We come back to that problem of dragging things out… You might enjoy something like this in principle, but chances are good that even if you like the concept you are not a time lord and willing to sit through hour after endless hour of dreary repetitive fight scenes. Well now you don’t have to: a group of fans got together and started re-cutting and re-dubbing the original episodes, removing an awful lot of cruft and adding a lot of their own humor. Dragon Ball Z Abridged (Youtube link) is not just a vastly improved version of the original series, but is great all on its own. The shell of the same story remains, they hit all the high points of the plot, but the characters have been satirized for comic effect and what used to drag on interminably is now reasonably paced. The aforementioned fight which lasted for nineteen half-hour episodes now takes only three, each about ten minutes long.

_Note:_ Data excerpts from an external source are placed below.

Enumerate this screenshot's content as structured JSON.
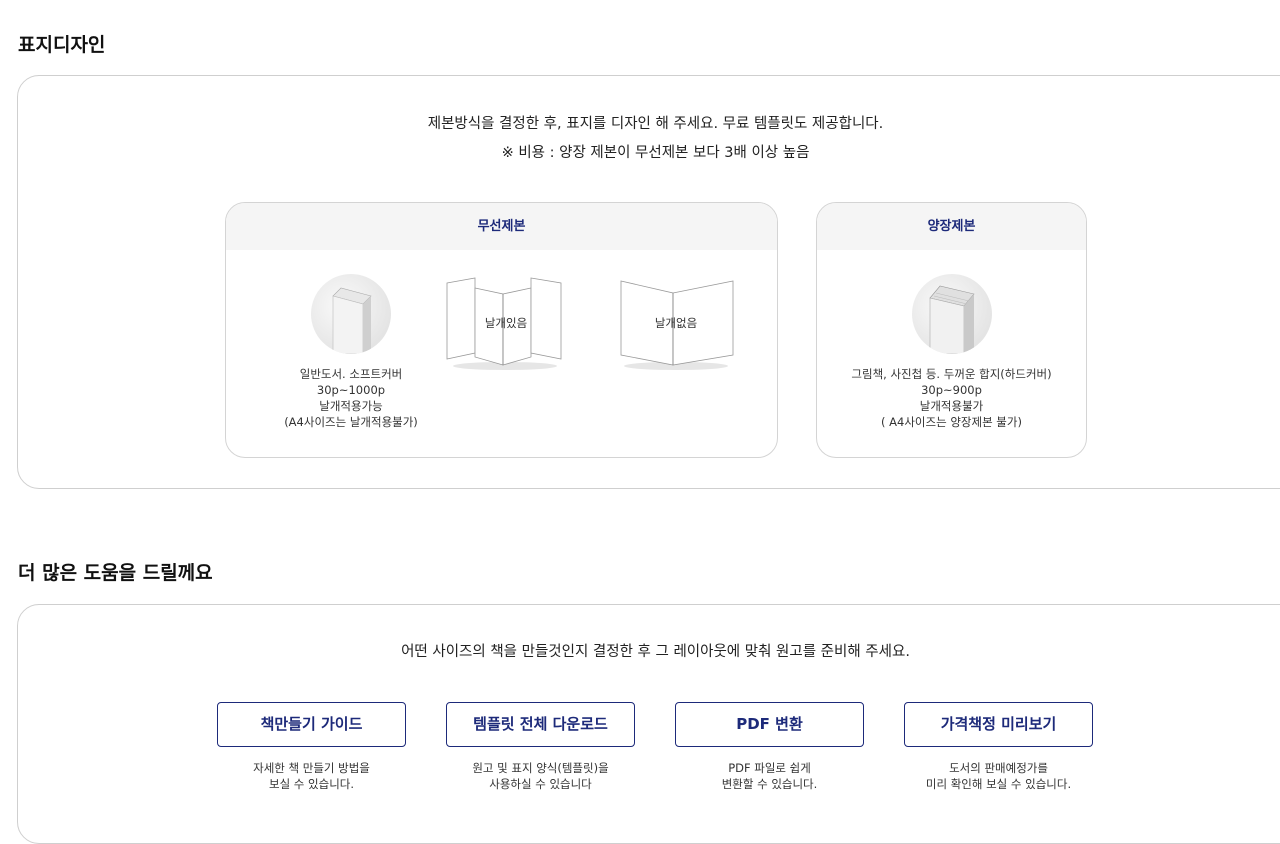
{
  "cover_section": {
    "title": "표지디자인",
    "intro_line1": "제본방식을 결정한 후, 표지를 디자인 해 주세요. 무료 템플릿도 제공합니다.",
    "intro_line2": "※ 비용 : 양장 제본이 무선제본 보다 3배 이상 높음",
    "perfect_binding": {
      "header": "무선제본",
      "desc_lines": [
        "일반도서. 소프트커버",
        "30p~1000p",
        "날개적용가능",
        "(A4사이즈는 날개적용불가)"
      ],
      "with_flaps_label": "날개있음",
      "without_flaps_label": "날개없음"
    },
    "hardcover": {
      "header": "양장제본",
      "desc_lines": [
        "그림책, 사진첩 등. 두꺼운 합지(하드커버)",
        "30p~900p",
        "날개적용불가",
        "( A4사이즈는 양장제본 불가)"
      ]
    }
  },
  "help_section": {
    "title": "더 많은 도움을 드릴께요",
    "intro": "어떤 사이즈의 책을 만들것인지 결정한 후 그 레이아웃에 맞춰 원고를 준비해 주세요.",
    "buttons": [
      {
        "label": "책만들기 가이드",
        "desc1": "자세한 책 만들기 방법을",
        "desc2": "보실 수 있습니다."
      },
      {
        "label": "템플릿 전체 다운로드",
        "desc1": "원고 및 표지 양식(템플릿)을",
        "desc2": "사용하실 수 있습니다"
      },
      {
        "label": "PDF 변환",
        "desc1": "PDF 파일로 쉽게",
        "desc2": "변환할 수 있습니다."
      },
      {
        "label": "가격책정 미리보기",
        "desc1": "도서의 판매예정가를",
        "desc2": "미리 확인해 보실 수 있습니다."
      }
    ]
  },
  "colors": {
    "accent": "#1d2a7a",
    "card_header_bg": "#f5f5f5",
    "border": "#cfcfcf"
  }
}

The abridged series is less serious than the original, clearly preferring comedy to drama, but to be perfectly frank the original had emotional impact more-or-less on par with professional wrestling: they needed excuses to fight, and that’s about it. The abridged characters are probably better described as caricatures but in that respect they have more character, and this gives the few tense moments a little more weight. Not a lot, it’s still a comedy.
At any rate, fans and others who have watched the original show certainly have the most to gain from the abridged version, but it does tell a complete story and so should be accessible to anyone. If you’ve never heard of Dragon Ball Z before now, this is still the version which I would recommend.